Quando è entrato in carcere aveva 24 anni, ma negli anni le sue condizioni sono gravemente peggiorate, tanto che è costretto a indossare sempre un casco per proteggersi durante le convulsioni delle crisi epilettiche che sono sempre più frequenti. “Una volta sono andata a trovarlo e con tutto il casco aveva tanto sangue che scorreva dalla testa – racconta Carmela – e buchi in testa. Mi avevano detto che il casco l’avrebbe protetto, invece gli toglie solo l’aria perché lo stringe sotto il mento”.
Ezio ha anche un nipotino di tre anni che non ha mai conosciuto perché nessuno della famiglia ha abbastanza soldi per andare a trovarlo a Milano.

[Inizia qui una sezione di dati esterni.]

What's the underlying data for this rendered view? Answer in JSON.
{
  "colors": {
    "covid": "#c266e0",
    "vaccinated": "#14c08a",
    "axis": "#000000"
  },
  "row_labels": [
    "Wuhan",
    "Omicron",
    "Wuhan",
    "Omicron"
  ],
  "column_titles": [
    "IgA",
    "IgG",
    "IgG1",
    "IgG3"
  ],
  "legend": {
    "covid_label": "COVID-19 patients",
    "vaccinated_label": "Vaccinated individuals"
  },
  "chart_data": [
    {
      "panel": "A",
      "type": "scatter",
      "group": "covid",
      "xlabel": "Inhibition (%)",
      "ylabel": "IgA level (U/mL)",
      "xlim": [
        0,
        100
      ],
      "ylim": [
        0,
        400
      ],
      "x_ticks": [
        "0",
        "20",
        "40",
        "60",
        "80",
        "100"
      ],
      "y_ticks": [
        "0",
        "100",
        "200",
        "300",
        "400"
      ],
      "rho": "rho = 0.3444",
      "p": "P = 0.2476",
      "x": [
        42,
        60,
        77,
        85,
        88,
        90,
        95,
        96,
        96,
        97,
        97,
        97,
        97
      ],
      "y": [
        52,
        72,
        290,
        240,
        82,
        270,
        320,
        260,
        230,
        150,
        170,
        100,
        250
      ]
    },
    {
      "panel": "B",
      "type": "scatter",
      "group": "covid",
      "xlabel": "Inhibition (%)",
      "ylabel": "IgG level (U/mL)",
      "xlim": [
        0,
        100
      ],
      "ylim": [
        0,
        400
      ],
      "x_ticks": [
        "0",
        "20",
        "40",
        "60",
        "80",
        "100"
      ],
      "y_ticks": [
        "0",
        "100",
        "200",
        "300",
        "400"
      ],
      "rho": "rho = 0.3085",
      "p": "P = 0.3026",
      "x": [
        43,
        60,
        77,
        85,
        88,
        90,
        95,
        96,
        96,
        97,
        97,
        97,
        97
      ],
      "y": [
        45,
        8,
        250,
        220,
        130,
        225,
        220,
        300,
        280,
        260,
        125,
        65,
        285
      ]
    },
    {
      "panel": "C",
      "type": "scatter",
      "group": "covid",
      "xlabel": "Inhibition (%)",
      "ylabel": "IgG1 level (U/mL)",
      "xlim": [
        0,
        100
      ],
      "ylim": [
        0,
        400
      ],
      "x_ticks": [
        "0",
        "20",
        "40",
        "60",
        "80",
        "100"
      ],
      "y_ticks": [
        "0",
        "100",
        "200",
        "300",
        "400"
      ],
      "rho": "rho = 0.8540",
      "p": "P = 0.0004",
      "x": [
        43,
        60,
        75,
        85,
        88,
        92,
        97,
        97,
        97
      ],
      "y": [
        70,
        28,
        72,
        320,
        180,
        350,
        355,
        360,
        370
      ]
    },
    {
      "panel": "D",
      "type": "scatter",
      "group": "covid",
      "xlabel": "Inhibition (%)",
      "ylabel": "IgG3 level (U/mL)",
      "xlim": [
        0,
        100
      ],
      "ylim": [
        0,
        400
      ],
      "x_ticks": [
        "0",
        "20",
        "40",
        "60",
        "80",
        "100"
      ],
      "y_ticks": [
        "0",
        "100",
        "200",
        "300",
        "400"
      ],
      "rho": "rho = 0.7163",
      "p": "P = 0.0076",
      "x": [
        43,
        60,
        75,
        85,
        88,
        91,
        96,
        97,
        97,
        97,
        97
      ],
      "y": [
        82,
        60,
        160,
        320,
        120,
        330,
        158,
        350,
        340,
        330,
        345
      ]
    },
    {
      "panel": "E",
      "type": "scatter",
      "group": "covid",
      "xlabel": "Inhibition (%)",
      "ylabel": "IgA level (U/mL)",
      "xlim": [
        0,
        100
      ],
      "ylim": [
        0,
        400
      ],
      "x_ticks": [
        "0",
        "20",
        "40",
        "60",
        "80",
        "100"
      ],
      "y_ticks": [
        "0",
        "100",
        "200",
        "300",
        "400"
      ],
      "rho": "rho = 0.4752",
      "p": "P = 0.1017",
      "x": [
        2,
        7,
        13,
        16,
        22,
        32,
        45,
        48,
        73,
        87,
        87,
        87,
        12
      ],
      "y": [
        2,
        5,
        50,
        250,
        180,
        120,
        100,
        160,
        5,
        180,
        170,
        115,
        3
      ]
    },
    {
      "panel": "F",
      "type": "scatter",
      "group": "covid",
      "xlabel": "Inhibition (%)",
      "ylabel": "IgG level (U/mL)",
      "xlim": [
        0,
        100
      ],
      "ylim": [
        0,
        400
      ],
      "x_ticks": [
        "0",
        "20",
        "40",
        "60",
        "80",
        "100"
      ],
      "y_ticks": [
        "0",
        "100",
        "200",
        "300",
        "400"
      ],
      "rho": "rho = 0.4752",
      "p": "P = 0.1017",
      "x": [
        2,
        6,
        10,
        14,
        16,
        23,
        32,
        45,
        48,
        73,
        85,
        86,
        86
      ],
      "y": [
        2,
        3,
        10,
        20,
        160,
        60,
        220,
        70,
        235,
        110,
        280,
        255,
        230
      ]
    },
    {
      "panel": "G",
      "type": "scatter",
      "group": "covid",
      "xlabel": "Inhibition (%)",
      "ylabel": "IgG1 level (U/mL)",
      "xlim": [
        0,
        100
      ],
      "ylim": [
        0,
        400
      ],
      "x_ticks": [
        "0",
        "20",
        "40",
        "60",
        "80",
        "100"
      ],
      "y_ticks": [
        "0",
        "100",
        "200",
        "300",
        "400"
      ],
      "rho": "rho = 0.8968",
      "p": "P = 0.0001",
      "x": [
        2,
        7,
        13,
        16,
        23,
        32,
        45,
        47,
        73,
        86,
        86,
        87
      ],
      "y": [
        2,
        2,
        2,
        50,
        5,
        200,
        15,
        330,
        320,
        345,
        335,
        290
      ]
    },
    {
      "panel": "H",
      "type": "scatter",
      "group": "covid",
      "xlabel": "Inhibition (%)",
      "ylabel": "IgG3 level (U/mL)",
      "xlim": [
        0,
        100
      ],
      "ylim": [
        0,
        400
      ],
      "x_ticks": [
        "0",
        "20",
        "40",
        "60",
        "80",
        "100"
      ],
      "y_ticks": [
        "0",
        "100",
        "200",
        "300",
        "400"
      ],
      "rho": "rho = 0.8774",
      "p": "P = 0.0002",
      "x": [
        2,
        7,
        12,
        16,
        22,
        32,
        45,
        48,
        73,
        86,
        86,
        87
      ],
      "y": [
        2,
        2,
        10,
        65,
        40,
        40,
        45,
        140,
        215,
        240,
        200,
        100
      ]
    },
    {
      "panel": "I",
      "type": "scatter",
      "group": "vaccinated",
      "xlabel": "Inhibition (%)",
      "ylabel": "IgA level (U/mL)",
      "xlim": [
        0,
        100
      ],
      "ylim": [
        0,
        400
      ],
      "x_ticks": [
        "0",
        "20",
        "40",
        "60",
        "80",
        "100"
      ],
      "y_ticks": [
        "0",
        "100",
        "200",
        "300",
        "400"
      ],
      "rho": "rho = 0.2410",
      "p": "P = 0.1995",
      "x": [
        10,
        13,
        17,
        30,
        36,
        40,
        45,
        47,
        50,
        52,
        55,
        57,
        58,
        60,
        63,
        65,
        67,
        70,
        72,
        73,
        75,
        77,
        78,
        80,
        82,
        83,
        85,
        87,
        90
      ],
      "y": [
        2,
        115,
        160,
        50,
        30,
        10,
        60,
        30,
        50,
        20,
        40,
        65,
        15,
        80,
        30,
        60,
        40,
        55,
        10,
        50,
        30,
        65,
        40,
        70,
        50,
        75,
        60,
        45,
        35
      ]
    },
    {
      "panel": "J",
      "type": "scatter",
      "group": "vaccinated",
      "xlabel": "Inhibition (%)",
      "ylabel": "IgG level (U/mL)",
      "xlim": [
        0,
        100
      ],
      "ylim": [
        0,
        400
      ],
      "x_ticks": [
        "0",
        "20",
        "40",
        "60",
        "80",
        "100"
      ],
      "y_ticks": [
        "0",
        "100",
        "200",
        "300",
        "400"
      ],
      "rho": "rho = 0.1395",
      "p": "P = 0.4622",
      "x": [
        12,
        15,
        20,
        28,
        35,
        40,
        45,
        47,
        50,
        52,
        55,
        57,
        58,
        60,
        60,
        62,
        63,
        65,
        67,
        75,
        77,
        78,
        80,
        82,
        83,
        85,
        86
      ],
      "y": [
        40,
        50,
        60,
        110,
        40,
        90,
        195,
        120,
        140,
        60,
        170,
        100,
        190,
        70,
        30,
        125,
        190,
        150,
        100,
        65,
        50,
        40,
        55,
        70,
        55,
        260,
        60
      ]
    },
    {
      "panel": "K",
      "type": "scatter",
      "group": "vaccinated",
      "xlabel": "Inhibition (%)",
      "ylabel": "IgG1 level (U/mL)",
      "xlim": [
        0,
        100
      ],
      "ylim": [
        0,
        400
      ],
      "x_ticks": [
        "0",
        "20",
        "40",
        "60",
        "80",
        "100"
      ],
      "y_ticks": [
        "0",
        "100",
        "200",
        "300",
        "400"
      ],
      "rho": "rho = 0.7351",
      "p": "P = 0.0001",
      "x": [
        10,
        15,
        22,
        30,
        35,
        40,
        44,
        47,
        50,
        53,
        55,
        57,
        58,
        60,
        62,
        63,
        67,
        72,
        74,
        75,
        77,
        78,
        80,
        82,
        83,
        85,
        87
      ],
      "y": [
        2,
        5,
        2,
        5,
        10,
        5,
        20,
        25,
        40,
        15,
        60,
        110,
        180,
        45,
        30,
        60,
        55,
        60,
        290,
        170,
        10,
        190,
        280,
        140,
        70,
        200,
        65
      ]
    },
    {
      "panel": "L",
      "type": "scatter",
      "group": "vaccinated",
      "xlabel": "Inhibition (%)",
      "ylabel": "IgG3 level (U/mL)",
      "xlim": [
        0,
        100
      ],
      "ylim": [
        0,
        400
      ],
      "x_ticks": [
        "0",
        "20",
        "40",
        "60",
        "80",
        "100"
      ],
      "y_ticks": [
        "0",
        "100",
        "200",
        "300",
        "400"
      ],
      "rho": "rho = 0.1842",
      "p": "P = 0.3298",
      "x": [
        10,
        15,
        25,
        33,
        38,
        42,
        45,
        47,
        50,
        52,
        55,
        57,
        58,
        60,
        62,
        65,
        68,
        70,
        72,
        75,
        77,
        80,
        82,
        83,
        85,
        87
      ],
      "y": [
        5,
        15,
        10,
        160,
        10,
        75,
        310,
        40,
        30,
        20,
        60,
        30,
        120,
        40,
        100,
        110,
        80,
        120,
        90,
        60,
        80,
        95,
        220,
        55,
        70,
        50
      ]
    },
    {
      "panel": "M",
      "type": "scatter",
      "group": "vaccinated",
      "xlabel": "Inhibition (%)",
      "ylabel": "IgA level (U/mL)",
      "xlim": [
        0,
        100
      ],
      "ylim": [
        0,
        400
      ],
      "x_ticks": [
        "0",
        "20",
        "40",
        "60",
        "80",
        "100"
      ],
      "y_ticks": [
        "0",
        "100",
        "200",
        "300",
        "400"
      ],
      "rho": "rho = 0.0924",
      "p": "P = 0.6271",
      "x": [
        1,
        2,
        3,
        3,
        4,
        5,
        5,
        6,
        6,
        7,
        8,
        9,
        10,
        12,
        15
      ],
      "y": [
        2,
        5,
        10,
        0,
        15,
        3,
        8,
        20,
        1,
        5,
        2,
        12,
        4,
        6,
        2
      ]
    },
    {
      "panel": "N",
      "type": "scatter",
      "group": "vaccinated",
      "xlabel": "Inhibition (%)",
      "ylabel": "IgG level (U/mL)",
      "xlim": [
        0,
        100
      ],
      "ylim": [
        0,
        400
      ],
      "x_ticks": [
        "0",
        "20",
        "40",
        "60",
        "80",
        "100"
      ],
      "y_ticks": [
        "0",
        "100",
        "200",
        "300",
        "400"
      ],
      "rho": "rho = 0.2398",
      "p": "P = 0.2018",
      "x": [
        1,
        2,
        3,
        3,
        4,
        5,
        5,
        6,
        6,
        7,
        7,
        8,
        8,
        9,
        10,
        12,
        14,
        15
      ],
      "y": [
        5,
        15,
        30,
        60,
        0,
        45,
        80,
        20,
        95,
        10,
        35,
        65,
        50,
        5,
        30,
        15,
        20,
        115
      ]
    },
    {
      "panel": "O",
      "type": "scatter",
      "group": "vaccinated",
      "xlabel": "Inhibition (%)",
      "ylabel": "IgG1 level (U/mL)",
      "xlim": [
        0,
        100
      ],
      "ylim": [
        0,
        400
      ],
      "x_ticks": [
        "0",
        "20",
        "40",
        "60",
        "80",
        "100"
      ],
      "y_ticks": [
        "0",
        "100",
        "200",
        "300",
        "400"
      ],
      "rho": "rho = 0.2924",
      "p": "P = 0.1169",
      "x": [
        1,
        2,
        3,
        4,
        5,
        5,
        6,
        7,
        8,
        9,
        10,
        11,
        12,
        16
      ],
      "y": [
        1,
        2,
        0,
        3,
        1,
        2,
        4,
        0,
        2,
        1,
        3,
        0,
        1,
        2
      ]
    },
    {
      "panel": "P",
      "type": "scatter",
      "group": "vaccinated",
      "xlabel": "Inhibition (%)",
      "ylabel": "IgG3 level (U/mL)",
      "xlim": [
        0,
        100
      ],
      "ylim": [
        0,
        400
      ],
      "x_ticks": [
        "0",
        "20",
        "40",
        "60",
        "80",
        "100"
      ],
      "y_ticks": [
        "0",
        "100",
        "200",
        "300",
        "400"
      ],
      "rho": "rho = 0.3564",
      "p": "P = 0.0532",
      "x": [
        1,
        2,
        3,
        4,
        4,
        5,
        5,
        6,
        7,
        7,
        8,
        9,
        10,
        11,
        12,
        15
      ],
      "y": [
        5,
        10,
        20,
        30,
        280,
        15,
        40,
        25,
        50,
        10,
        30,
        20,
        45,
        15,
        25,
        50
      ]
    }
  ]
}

Ha quattro figli di cui una minorenne che ha ereditato da lui l’epilessia e non sta bene. “Noi non siamo un clan – dice Carmela – non abbiamo i soldi per fare nulla”.
Ezio in passato ha più volte fatto lo sciopero della fame per essere riavvicinato a casa e continua a rifiutare il cibo. “Non chiedo che torni a casa, ma che almeno sia portato in comunità o in un luogo adatto a curarlo – chiede Carmela – hanno aspettato che gli venisse la depressione per toglierselo davanti. Che se ne importano là dentro quando uno muore. Si è anche tagliato le vene e non l’hanno portato all’ospedale. Mi hanno raccontato che lo ha salvato il compagno di cella. Poi quando è andato l’avvocato a trovarlo, aveva preso una infezione alle ferite”.